We know that Mary of Magdala had suffered from some form of mental condition or possession which Jesus healed (Luke 8:2-3).
He certainly held her in high esteem. Famously she was in the almost exclusively female group of women who had the fortitude to witness Jesus die on the cross when almost all the disciples went underground, and she was the first person to encounter the risen Christ.
But Mary Magdalene most certainly was not the prostitute of popular imagination.
The labelling of Mary as a reformed prostitute was a character assassination that would shape her reputation for nearly 14 centuries. It was invented, or at least entrenched, in a famous homily on Luke’s Gospel by Pope Gregory I the Great in 591.
In it, Gregory mistakenly identified Mary as the unnamed repentant sinner—by now regarded as a prostitute — of Luke 7:36-50, holding her up as an example of true atonement and conversion.
And with that Mary Magdalene was diminished from being the “Apostle of the Apostles”, as St Hippolytus of Rome described her in the early third century, to “redeemable whore”.
Three women into one
The Magdalene’s story became even more muddled by the 13th century, a time when the saints were equivalent to the movie stars of our age.
By then the popular image of Mary Magdalene, in addition to her verifiable identity as a leading disciple, had taken on not only the persona of the anonymous reformed sinner but also incorporated the quite distinct Mary of Bethany, Martha’s sister who washed Christ’s feet with her tears.

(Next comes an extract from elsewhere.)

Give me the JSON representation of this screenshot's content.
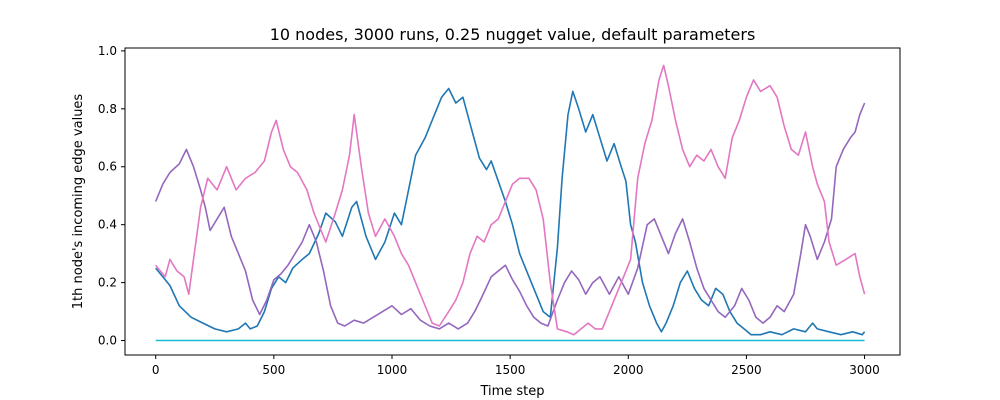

What the three women had in common was anointing oil and a devotion to Jesus. And suddenly, three independent women from the Gospels were stripped of their identity and turned into one woman with a history of sexual sin.
The image had appeal. The composite Mary Magdalene was a superstar among the saints, commanding a whole genre of art. Ever the temptress, she was portrayed mostly nude.

The excavated first-century synagogue of the biblical Magdala, which Mary Magdalene would have known and in which Jesus very likely preached. (Photo: Günther Simmermacher)
In the early 16th century the French reformer Jacques Lefèvre d’Étaples argued strongly that the conflation of the two Marys and the repentant prostitute was an error.
The book in which he made his case caused a huge controversy which even reached England, where the bishop of Rochester, the future martyr John Fisher, condemned it.
The theology faculty of the Sorbonne university in Paris went as far as declaring the proposition of separating the three parts of the composite Mary Magdalene a heresy.
Then the Reformation happened, and with it the appetite to take this issue further. Indeed, in the Catholic Church, the identification of Mary Magdalene as the penitent sinner was emphasised even more.
Slow rehabilitation
Only in the past couple of centuries has biblical scholarship rehabilitated Mary Magdalene from her unmerited ill repute.
That hasn’t stopped popular culture from portraying her as a reformed prostitute: in the musical Jesus Christ Superstar, in literature like Nikos Kazantzakis’ The Last Temptation of Christ, or in pop music as in Lady Gaga’s 2011 song “Judas”.
It took the Catholic Church until 1969 to officially change its view of Mary of Magdala, when the revision of the General Roman Calendar explicitly stated that the July 22 memorial concerns only Mary Magdalene, with no mention to be made of Mary of Bethany or the repentant sinner.
Before 1969, the readings were the erotic Song of Songs and Luke 7:37-38 about the “woman from the city, who was a sinner”.
These readings were replaced with Mary’s encounter with the Risen Lord in John 20 (“Woman, why are you weeping?”).
When Pope Francis raised the liturgical memorial of St Mary Magdalene to the rank of liturgical feast in 2016, the Vatican in a new preface described her as “the Apostle of the Apostles”, finally giving official recognition to the title she had been denied for so long.
So when we celebrate her feast on July 22, it is the “Apostle of the Apostles” we commemorate, not the penitent woman.